METHODS:The clinical data of 377 children with ALL who were treated with the CCLG-2008-ALL regimen were retrospectively reviewed. ELISA and PCR were used to measure serum protein levels and mRNA expression of S100A8. The Kaplan-Meier method was used for survival analysis and a Cox regression analysis was also performed.

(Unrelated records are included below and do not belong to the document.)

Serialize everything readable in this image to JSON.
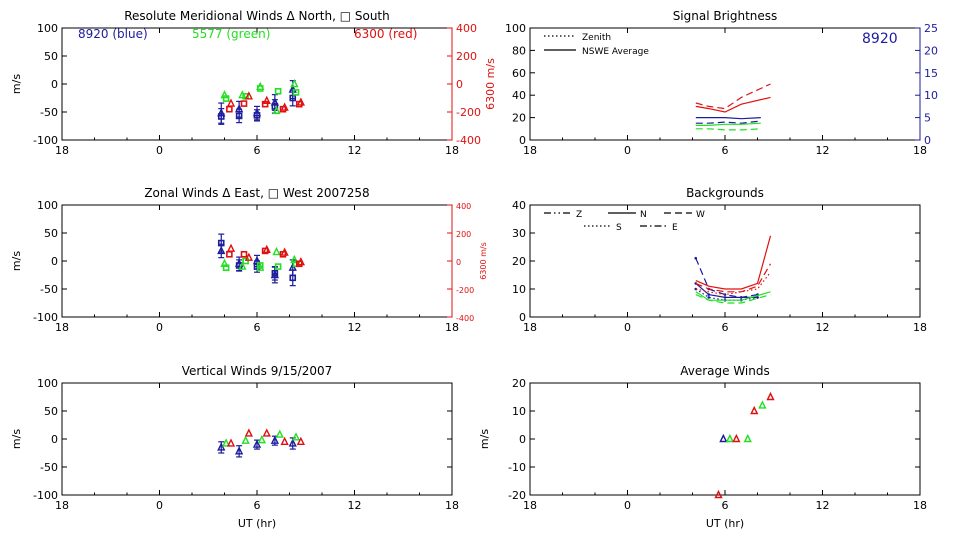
{
  "colors": {
    "axis": "#000000",
    "blue": "#1c1c9c",
    "green": "#22e022",
    "red": "#e01010",
    "right_axis_blue": "#1c1c9c"
  },
  "xaxis": {
    "ticks": [
      "18",
      "0",
      "6",
      "12",
      "18"
    ],
    "label": "UT (hr)",
    "range_hours": [
      -6,
      18
    ]
  },
  "chart_data": [
    {
      "id": "meridional",
      "type": "scatter",
      "title": "Resolute Meridional Winds Δ North, □ South",
      "ylabel": "m/s",
      "ylim": [
        -100,
        100
      ],
      "yticks": [
        "100",
        "50",
        "0",
        "-50",
        "-100"
      ],
      "right_axis": {
        "label": "6300 m/s",
        "ylim": [
          -400,
          400
        ],
        "ticks": [
          "400",
          "200",
          "0",
          "-200",
          "-400"
        ],
        "color": "red"
      },
      "annotations": [
        {
          "text": "8920 (blue)",
          "color": "blue"
        },
        {
          "text": "5577 (green)",
          "color": "green"
        },
        {
          "text": "6300 (red)",
          "color": "red"
        }
      ],
      "series": [
        {
          "color": "blue",
          "error_bars": true,
          "points": [
            {
              "x": 3.8,
              "y": -52,
              "err": 18,
              "m": "tri"
            },
            {
              "x": 3.8,
              "y": -58,
              "err": 14,
              "m": "sq"
            },
            {
              "x": 4.9,
              "y": -45,
              "err": 14,
              "m": "tri"
            },
            {
              "x": 4.9,
              "y": -57,
              "err": 12,
              "m": "sq"
            },
            {
              "x": 6.0,
              "y": -52,
              "err": 12,
              "m": "tri"
            },
            {
              "x": 6.0,
              "y": -56,
              "err": 10,
              "m": "sq"
            },
            {
              "x": 7.1,
              "y": -33,
              "err": 14,
              "m": "tri"
            },
            {
              "x": 7.1,
              "y": -40,
              "err": 12,
              "m": "sq"
            },
            {
              "x": 8.2,
              "y": -10,
              "err": 16,
              "m": "tri"
            },
            {
              "x": 8.2,
              "y": -25,
              "err": 14,
              "m": "sq"
            }
          ]
        },
        {
          "color": "green",
          "points": [
            {
              "x": 4.0,
              "y": -20,
              "m": "tri"
            },
            {
              "x": 4.1,
              "y": -26,
              "m": "sq"
            },
            {
              "x": 5.1,
              "y": -20,
              "m": "tri"
            },
            {
              "x": 5.3,
              "y": -22,
              "m": "sq"
            },
            {
              "x": 6.2,
              "y": -5,
              "m": "tri"
            },
            {
              "x": 6.2,
              "y": -8,
              "m": "sq"
            },
            {
              "x": 7.2,
              "y": -48,
              "m": "tri"
            },
            {
              "x": 7.3,
              "y": -13,
              "m": "sq"
            },
            {
              "x": 8.3,
              "y": 0,
              "m": "tri"
            },
            {
              "x": 8.4,
              "y": -15,
              "m": "sq"
            }
          ]
        },
        {
          "color": "red",
          "points": [
            {
              "x": 4.4,
              "y": -35,
              "m": "tri"
            },
            {
              "x": 4.3,
              "y": -45,
              "m": "sq"
            },
            {
              "x": 5.5,
              "y": -22,
              "m": "tri"
            },
            {
              "x": 5.2,
              "y": -35,
              "m": "sq"
            },
            {
              "x": 6.6,
              "y": -30,
              "m": "tri"
            },
            {
              "x": 6.5,
              "y": -36,
              "m": "sq"
            },
            {
              "x": 7.7,
              "y": -42,
              "m": "tri"
            },
            {
              "x": 7.6,
              "y": -45,
              "m": "sq"
            },
            {
              "x": 8.7,
              "y": -33,
              "m": "tri"
            },
            {
              "x": 8.6,
              "y": -36,
              "m": "sq"
            }
          ]
        }
      ]
    },
    {
      "id": "zonal",
      "type": "scatter",
      "title": "Zonal Winds Δ East, □ West 2007258",
      "ylabel": "m/s",
      "ylim": [
        -100,
        100
      ],
      "yticks": [
        "100",
        "50",
        "0",
        "-50",
        "-100"
      ],
      "right_axis": {
        "label": "6300 m/s",
        "ylim": [
          -400,
          400
        ],
        "ticks": [
          "400",
          "200",
          "0",
          "-200",
          "-400"
        ],
        "color": "red"
      },
      "series": [
        {
          "color": "blue",
          "error_bars": true,
          "points": [
            {
              "x": 3.8,
              "y": 32,
              "err": 16,
              "m": "sq"
            },
            {
              "x": 3.8,
              "y": 18,
              "err": 12,
              "m": "tri"
            },
            {
              "x": 4.9,
              "y": -5,
              "err": 12,
              "m": "tri"
            },
            {
              "x": 4.9,
              "y": -8,
              "err": 10,
              "m": "sq"
            },
            {
              "x": 6.0,
              "y": 0,
              "err": 10,
              "m": "tri"
            },
            {
              "x": 6.0,
              "y": -10,
              "err": 10,
              "m": "sq"
            },
            {
              "x": 7.1,
              "y": -25,
              "err": 14,
              "m": "tri"
            },
            {
              "x": 7.1,
              "y": -22,
              "err": 12,
              "m": "sq"
            },
            {
              "x": 8.2,
              "y": -12,
              "err": 14,
              "m": "tri"
            },
            {
              "x": 8.2,
              "y": -30,
              "err": 14,
              "m": "sq"
            }
          ]
        },
        {
          "color": "green",
          "points": [
            {
              "x": 4.0,
              "y": -5,
              "m": "tri"
            },
            {
              "x": 4.1,
              "y": -12,
              "m": "sq"
            },
            {
              "x": 5.1,
              "y": -10,
              "m": "tri"
            },
            {
              "x": 5.3,
              "y": 0,
              "m": "sq"
            },
            {
              "x": 6.2,
              "y": -12,
              "m": "tri"
            },
            {
              "x": 6.2,
              "y": -8,
              "m": "sq"
            },
            {
              "x": 7.2,
              "y": 16,
              "m": "tri"
            },
            {
              "x": 7.3,
              "y": -10,
              "m": "sq"
            },
            {
              "x": 8.3,
              "y": 2,
              "m": "tri"
            },
            {
              "x": 8.4,
              "y": -5,
              "m": "sq"
            }
          ]
        },
        {
          "color": "red",
          "points": [
            {
              "x": 4.4,
              "y": 22,
              "m": "tri"
            },
            {
              "x": 4.3,
              "y": 12,
              "m": "sq"
            },
            {
              "x": 5.5,
              "y": 6,
              "m": "tri"
            },
            {
              "x": 5.2,
              "y": 12,
              "m": "sq"
            },
            {
              "x": 6.6,
              "y": 20,
              "m": "tri"
            },
            {
              "x": 6.5,
              "y": 18,
              "m": "sq"
            },
            {
              "x": 7.7,
              "y": 15,
              "m": "tri"
            },
            {
              "x": 7.6,
              "y": 12,
              "m": "sq"
            },
            {
              "x": 8.7,
              "y": -2,
              "m": "tri"
            },
            {
              "x": 8.6,
              "y": -5,
              "m": "sq"
            }
          ]
        }
      ]
    },
    {
      "id": "vertical",
      "type": "scatter",
      "title": "Vertical Winds 9/15/2007",
      "ylabel": "m/s",
      "ylim": [
        -100,
        100
      ],
      "yticks": [
        "100",
        "50",
        "0",
        "-50",
        "-100"
      ],
      "series": [
        {
          "color": "blue",
          "error_bars": true,
          "points": [
            {
              "x": 3.8,
              "y": -15,
              "err": 10,
              "m": "tri"
            },
            {
              "x": 4.9,
              "y": -22,
              "err": 10,
              "m": "tri"
            },
            {
              "x": 6.0,
              "y": -10,
              "err": 8,
              "m": "tri"
            },
            {
              "x": 7.1,
              "y": -3,
              "err": 8,
              "m": "tri"
            },
            {
              "x": 8.2,
              "y": -8,
              "err": 10,
              "m": "tri"
            }
          ]
        },
        {
          "color": "green",
          "points": [
            {
              "x": 4.1,
              "y": -8,
              "m": "tri"
            },
            {
              "x": 5.3,
              "y": -3,
              "m": "tri"
            },
            {
              "x": 6.3,
              "y": -2,
              "m": "tri"
            },
            {
              "x": 7.4,
              "y": 8,
              "m": "tri"
            },
            {
              "x": 8.4,
              "y": 3,
              "m": "tri"
            }
          ]
        },
        {
          "color": "red",
          "points": [
            {
              "x": 4.4,
              "y": -8,
              "m": "tri"
            },
            {
              "x": 5.5,
              "y": 10,
              "m": "tri"
            },
            {
              "x": 6.6,
              "y": 10,
              "m": "tri"
            },
            {
              "x": 7.7,
              "y": -5,
              "m": "tri"
            },
            {
              "x": 8.7,
              "y": -5,
              "m": "tri"
            }
          ]
        }
      ]
    },
    {
      "id": "brightness",
      "type": "line",
      "title": "Signal Brightness",
      "ylim": [
        0,
        100
      ],
      "yticks": [
        "100",
        "80",
        "60",
        "40",
        "20",
        "0"
      ],
      "right_axis": {
        "label": "",
        "ylim": [
          0,
          25
        ],
        "ticks": [
          "25",
          "20",
          "15",
          "10",
          "5",
          "0"
        ],
        "color": "right_axis_blue"
      },
      "annotation": {
        "text": "8920",
        "color": "blue"
      },
      "legend": [
        {
          "label": "Zenith",
          "style": "dotted"
        },
        {
          "label": "NSWE Average",
          "style": "solid"
        }
      ],
      "series": [
        {
          "color": "blue",
          "style": "solid",
          "x": [
            4.2,
            5,
            6,
            7,
            8.2
          ],
          "y": [
            20,
            20,
            20,
            19,
            20
          ]
        },
        {
          "color": "blue",
          "style": "dash",
          "x": [
            4.2,
            5,
            6,
            7,
            8.2
          ],
          "y": [
            15,
            15,
            16,
            15,
            17
          ]
        },
        {
          "color": "green",
          "style": "solid",
          "x": [
            4.2,
            5,
            6,
            7,
            8.2
          ],
          "y": [
            13,
            13,
            14,
            14,
            15
          ]
        },
        {
          "color": "green",
          "style": "dash",
          "x": [
            4.2,
            5,
            6,
            7,
            8.2
          ],
          "y": [
            10,
            10,
            9,
            9,
            10
          ]
        },
        {
          "color": "red",
          "style": "solid",
          "x": [
            4.2,
            5,
            6,
            7,
            8.8
          ],
          "y": [
            30,
            28,
            25,
            32,
            38
          ]
        },
        {
          "color": "red",
          "style": "dash",
          "x": [
            4.2,
            5,
            6,
            7,
            8.8
          ],
          "y": [
            33,
            30,
            28,
            38,
            50
          ]
        }
      ]
    },
    {
      "id": "backgrounds",
      "type": "line",
      "title": "Backgrounds",
      "ylim": [
        0,
        40
      ],
      "yticks": [
        "40",
        "30",
        "20",
        "10",
        "0"
      ],
      "legend": [
        {
          "label": "Z",
          "style": "dashdotdot"
        },
        {
          "label": "N",
          "style": "solid"
        },
        {
          "label": "W",
          "style": "dash"
        },
        {
          "label": "S",
          "style": "dotted"
        },
        {
          "label": "E",
          "style": "dashdot"
        }
      ],
      "series": [
        {
          "color": "blue",
          "style": "dash",
          "x": [
            4.2,
            5,
            6,
            7,
            8
          ],
          "y": [
            21,
            10,
            8,
            7,
            8
          ]
        },
        {
          "color": "blue",
          "style": "solid",
          "x": [
            4.2,
            5,
            6,
            7,
            8
          ],
          "y": [
            12,
            8,
            7,
            7,
            7
          ]
        },
        {
          "color": "blue",
          "style": "dotted",
          "x": [
            4.2,
            5,
            6,
            7,
            8
          ],
          "y": [
            10,
            7,
            6,
            6,
            7
          ]
        },
        {
          "color": "green",
          "style": "solid",
          "x": [
            4.2,
            5,
            6,
            7,
            8.8
          ],
          "y": [
            9,
            6,
            6,
            6,
            9
          ]
        },
        {
          "color": "green",
          "style": "dash",
          "x": [
            4.2,
            5,
            6,
            7,
            8.8
          ],
          "y": [
            8,
            6,
            5,
            5,
            8
          ]
        },
        {
          "color": "red",
          "style": "solid",
          "x": [
            4.2,
            5,
            6,
            7,
            8,
            8.8
          ],
          "y": [
            13,
            11,
            10,
            10,
            12,
            29
          ]
        },
        {
          "color": "red",
          "style": "dash",
          "x": [
            4.2,
            5,
            6,
            7,
            8,
            8.8
          ],
          "y": [
            12,
            10,
            9,
            9,
            11,
            19
          ]
        },
        {
          "color": "red",
          "style": "dotted",
          "x": [
            4.2,
            5,
            6,
            7,
            8,
            8.8
          ],
          "y": [
            10,
            9,
            8,
            9,
            10,
            16
          ]
        }
      ]
    },
    {
      "id": "average",
      "type": "scatter",
      "title": "Average Winds",
      "ylabel": "m/s",
      "ylim": [
        -20,
        20
      ],
      "yticks": [
        "20",
        "10",
        "0",
        "-10",
        "-20"
      ],
      "series": [
        {
          "color": "blue",
          "points": [
            {
              "x": 5.9,
              "y": 0,
              "m": "tri"
            }
          ]
        },
        {
          "color": "green",
          "points": [
            {
              "x": 6.3,
              "y": 0,
              "m": "tri"
            },
            {
              "x": 7.4,
              "y": 0,
              "m": "tri"
            },
            {
              "x": 8.3,
              "y": 12,
              "m": "tri"
            }
          ]
        },
        {
          "color": "red",
          "points": [
            {
              "x": 5.6,
              "y": -20,
              "m": "tri"
            },
            {
              "x": 6.7,
              "y": 0,
              "m": "tri"
            },
            {
              "x": 7.8,
              "y": 10,
              "m": "tri"
            },
            {
              "x": 8.8,
              "y": 15,
              "m": "tri"
            }
          ]
        }
      ]
    }
  ]
}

RESULTS:The children were followed up for 56 months, and the overall survival rate of the 377 children was 89.1%. The prednisone good response group had significantly lower S100A8 protein and mRNA levels than the prednisone poor response group (P<0.01). In the children with standard or median risk, both S100A8 protein and mRNA levels were associated with event-free survival rate (P<0.05). There were significant differences in S100A8 protein and mRNA levels between the children with different risk stratifications (P<0.01). The children who experienced events had significantly higher S100A8 protein and mRNA levels than those who did not (P<0.01). The Kaplan-Meier survival analysis and the Cox regression model suggested that S100A8 overexpression was an independent risk factor for the prognosis of children with ALL.
CONCLUSIONS:High S100A8 expression may be associated with the poor prognosis of children with ALL and is promising as a new marker for individualized precise treatment of children with ALL.